Une offre d’emploi opportune
Le Dr Cimino n’avait pas l’intention de devenir un pionnier de l’hémodialyse. À la fin des années 1950, il y avait très peu de néphrologues formés et aucun conseil de néphrologie. Le nouveau médecin – diplômé de New YorkUniversité – planifiait une carrière en physiologie pulmonaire.

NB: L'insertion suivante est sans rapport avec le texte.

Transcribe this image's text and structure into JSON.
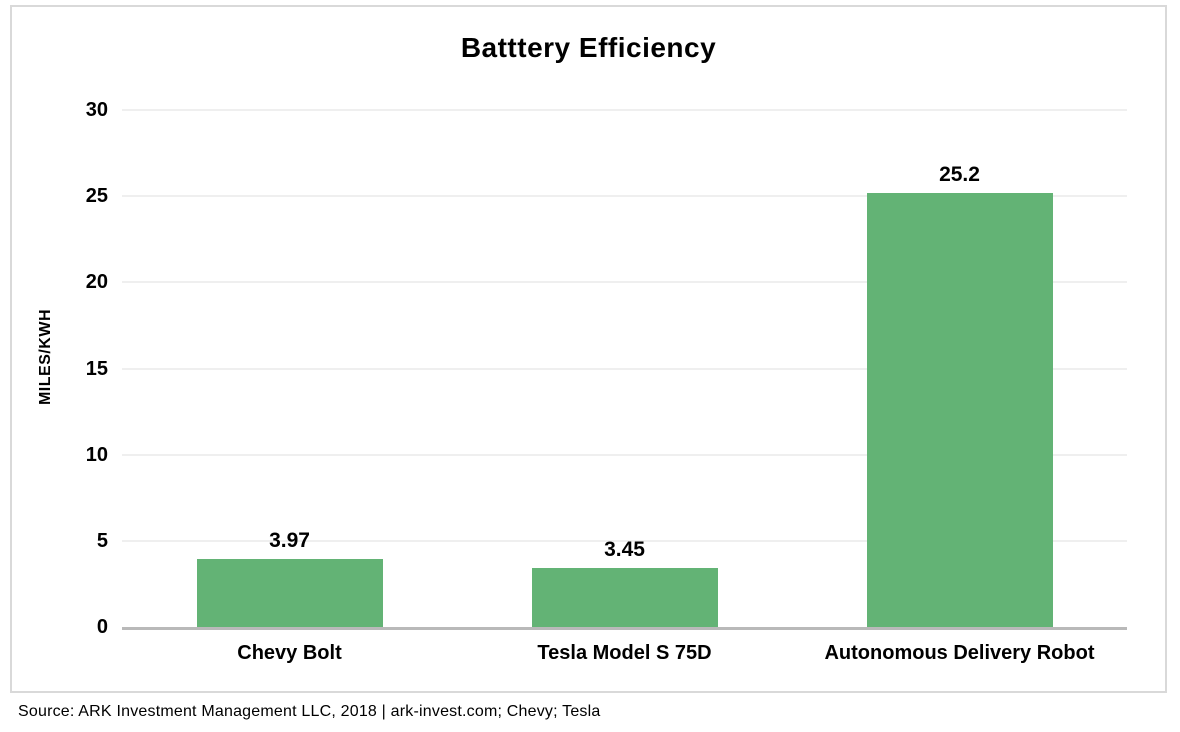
{
  "chart_data": {
    "type": "bar",
    "title": "Batttery Efficiency",
    "ylabel": "MILES/KWH",
    "xlabel": "",
    "categories": [
      "Chevy Bolt",
      "Tesla Model S 75D",
      "Autonomous Delivery Robot"
    ],
    "values": [
      3.97,
      3.45,
      25.2
    ],
    "value_labels": [
      "3.97",
      "3.45",
      "25.2"
    ],
    "ylim": [
      0,
      30
    ],
    "yticks": [
      0,
      5,
      10,
      15,
      20,
      25,
      30
    ],
    "grid": true,
    "legend": false,
    "bar_color": "#63B375"
  },
  "source": {
    "text": "Source: ARK Investment Management LLC, 2018 | ark-invest.com; Chevy; Tesla"
  },
  "colors": {
    "bar": "#63B375",
    "gridline": "#EFEFEF",
    "baseline": "#B9B9B9",
    "frame_border": "#D9D9D9",
    "text": "#000000"
  }
}
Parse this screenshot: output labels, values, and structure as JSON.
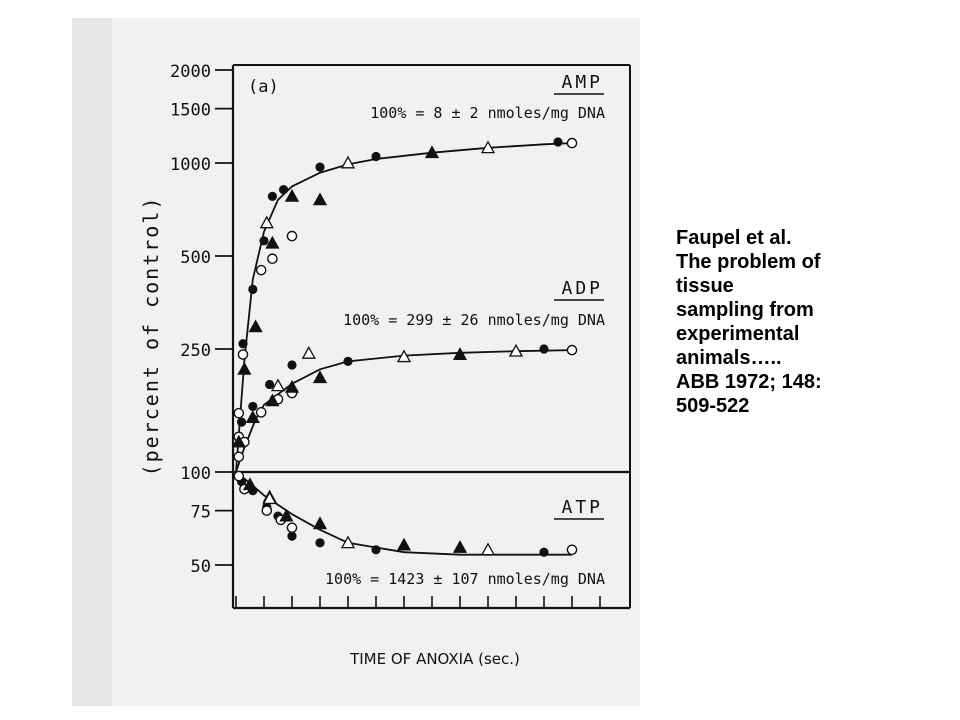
{
  "chart_data": {
    "type": "scatter",
    "panel_label": "(a)",
    "xlabel": "TIME OF ANOXIA (sec.)",
    "ylabel": "(percent of control)",
    "y_scale": "log",
    "y_ticks": [
      "2000",
      "1500",
      "1000",
      "500",
      "250",
      "100",
      "75",
      "50"
    ],
    "y_tick_values": [
      2000,
      1500,
      1000,
      500,
      250,
      100,
      75,
      50
    ],
    "reference_line": 100,
    "x_range": [
      0,
      13
    ],
    "series": [
      {
        "name": "AMP",
        "annotation": "100% = 8 ± 2 nmoles/mg DNA",
        "curve": [
          [
            0,
            100
          ],
          [
            0.3,
            230
          ],
          [
            0.6,
            420
          ],
          [
            1,
            600
          ],
          [
            1.5,
            760
          ],
          [
            2,
            840
          ],
          [
            3,
            930
          ],
          [
            4,
            990
          ],
          [
            5,
            1030
          ],
          [
            7,
            1080
          ],
          [
            9,
            1120
          ],
          [
            11,
            1150
          ],
          [
            12,
            1160
          ]
        ],
        "filled_circles": [
          [
            0.25,
            260
          ],
          [
            0.6,
            390
          ],
          [
            1,
            560
          ],
          [
            1.3,
            780
          ],
          [
            1.7,
            820
          ],
          [
            3,
            970
          ],
          [
            5,
            1050
          ],
          [
            11.5,
            1170
          ]
        ],
        "filled_triangles": [
          [
            0.3,
            215
          ],
          [
            0.7,
            295
          ],
          [
            1.3,
            550
          ],
          [
            2,
            780
          ],
          [
            3,
            760
          ],
          [
            7,
            1080
          ]
        ],
        "open_circles": [
          [
            0.1,
            130
          ],
          [
            0.25,
            240
          ],
          [
            0.9,
            450
          ],
          [
            1.3,
            490
          ],
          [
            2,
            580
          ],
          [
            12,
            1160
          ]
        ],
        "open_triangles": [
          [
            1.1,
            640
          ],
          [
            4,
            1000
          ],
          [
            9,
            1120
          ]
        ]
      },
      {
        "name": "ADP",
        "annotation": "100% = 299 ± 26 nmoles/mg DNA",
        "curve": [
          [
            0,
            100
          ],
          [
            0.3,
            120
          ],
          [
            0.7,
            148
          ],
          [
            1,
            165
          ],
          [
            2,
            193
          ],
          [
            3,
            215
          ],
          [
            4,
            228
          ],
          [
            6,
            238
          ],
          [
            8,
            243
          ],
          [
            10,
            246
          ],
          [
            12,
            248
          ]
        ],
        "filled_circles": [
          [
            0.2,
            145
          ],
          [
            0.6,
            163
          ],
          [
            1.2,
            192
          ],
          [
            2,
            222
          ],
          [
            4,
            228
          ],
          [
            11,
            250
          ]
        ],
        "filled_triangles": [
          [
            0.1,
            125
          ],
          [
            0.6,
            150
          ],
          [
            1.3,
            170
          ],
          [
            2,
            188
          ],
          [
            3,
            202
          ],
          [
            8,
            240
          ]
        ],
        "open_circles": [
          [
            0.1,
            155
          ],
          [
            0.3,
            125
          ],
          [
            0.1,
            112
          ],
          [
            0.9,
            156
          ],
          [
            1.5,
            172
          ],
          [
            2,
            180
          ],
          [
            12,
            248
          ]
        ],
        "open_triangles": [
          [
            1.5,
            190
          ],
          [
            2.6,
            242
          ],
          [
            6,
            236
          ],
          [
            10,
            246
          ]
        ]
      },
      {
        "name": "ATP",
        "annotation": "100% = 1423 ± 107 nmoles/mg DNA",
        "curve": [
          [
            0,
            100
          ],
          [
            0.5,
            92
          ],
          [
            1,
            84
          ],
          [
            2,
            73
          ],
          [
            3,
            65
          ],
          [
            4,
            59
          ],
          [
            6,
            55
          ],
          [
            8,
            54
          ],
          [
            10,
            54
          ],
          [
            12,
            54
          ]
        ],
        "filled_circles": [
          [
            0.2,
            93
          ],
          [
            0.6,
            87
          ],
          [
            1.1,
            77
          ],
          [
            1.5,
            72
          ],
          [
            2,
            62
          ],
          [
            3,
            59
          ],
          [
            5,
            56
          ],
          [
            11,
            55
          ]
        ],
        "filled_triangles": [
          [
            0.5,
            91
          ],
          [
            1.2,
            83
          ],
          [
            1.8,
            72
          ],
          [
            3,
            68
          ],
          [
            6,
            58
          ],
          [
            8,
            57
          ]
        ],
        "open_circles": [
          [
            0.1,
            97
          ],
          [
            0.3,
            88
          ],
          [
            1.1,
            75
          ],
          [
            1.6,
            70
          ],
          [
            2,
            66
          ],
          [
            12,
            56
          ]
        ],
        "open_triangles": [
          [
            1.2,
            82
          ],
          [
            4,
            59
          ],
          [
            9,
            56
          ]
        ]
      }
    ]
  },
  "caption": {
    "lines": [
      "Faupel et al.",
      "The problem of",
      "tissue",
      "sampling from",
      "experimental",
      "animals…..",
      "ABB 1972; 148:",
      "509-522"
    ]
  }
}
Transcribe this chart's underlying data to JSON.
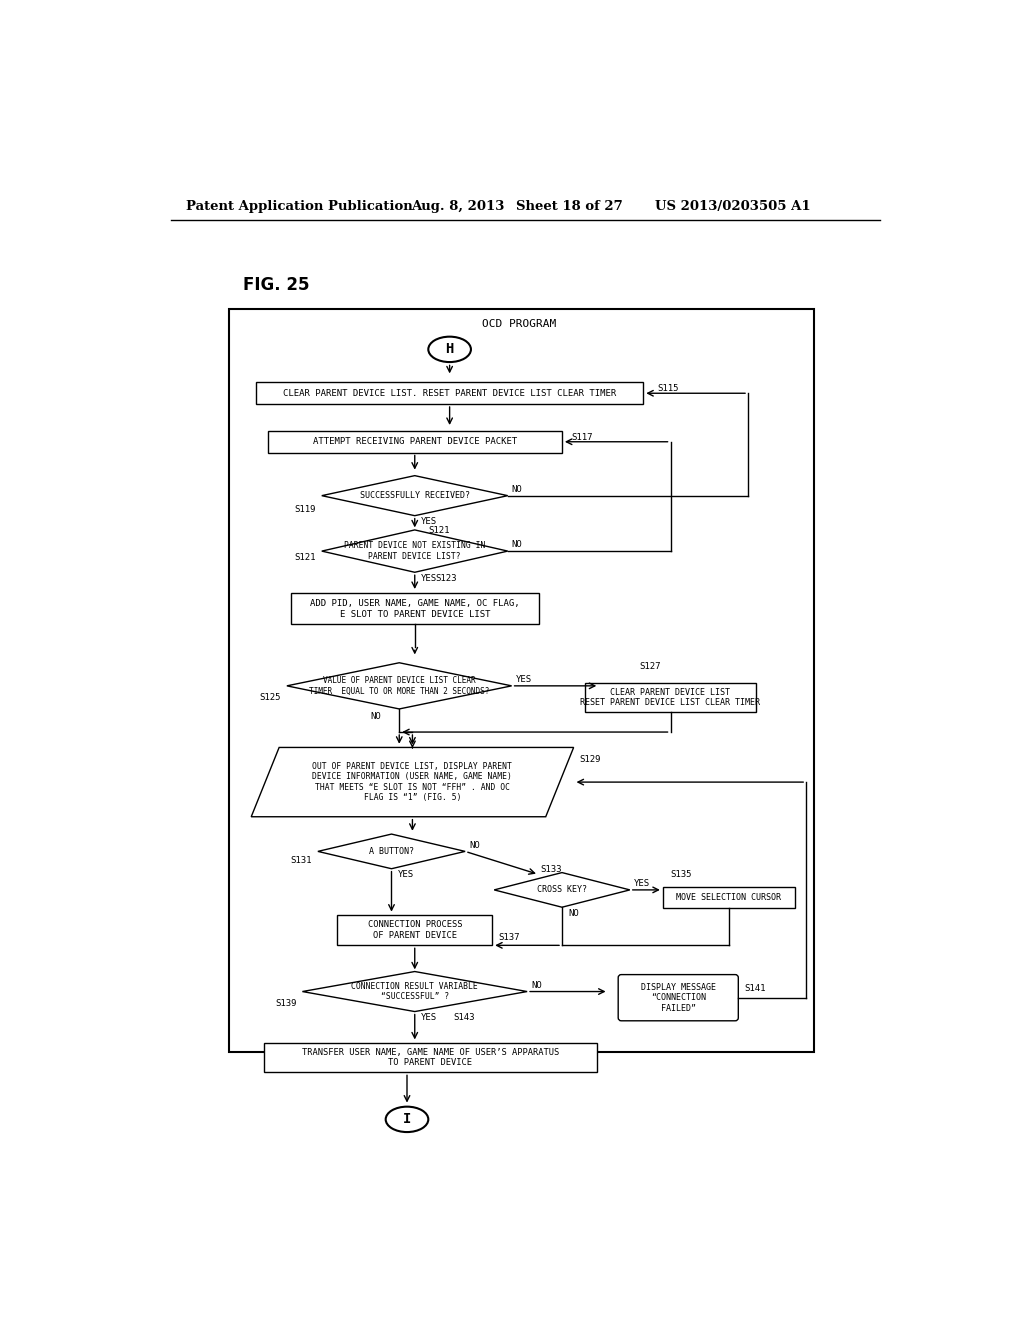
{
  "title_header": "Patent Application Publication",
  "date": "Aug. 8, 2013",
  "sheet": "Sheet 18 of 27",
  "patent_num": "US 2013/0203505 A1",
  "fig_label": "FIG. 25",
  "diagram_title": "OCD PROGRAM",
  "bg_color": "#ffffff"
}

Après avoir terminé une résidence en médecine interne à Buffalo et un passage en tant que chef des services médicaux à l’hôpital de la Base aérienne d’Orlando, le Dr Cimino voulait retourner dans le Bronx, où il a été élevé. À 32 ans, il était marié et avait trois jeunes enfants, et son père venait de mourir. Alors, quand l’hôpital d’administration du Bronxveterans lui a proposé un emploi dans la mise en place d’une unité de dialyse, il a été tenté.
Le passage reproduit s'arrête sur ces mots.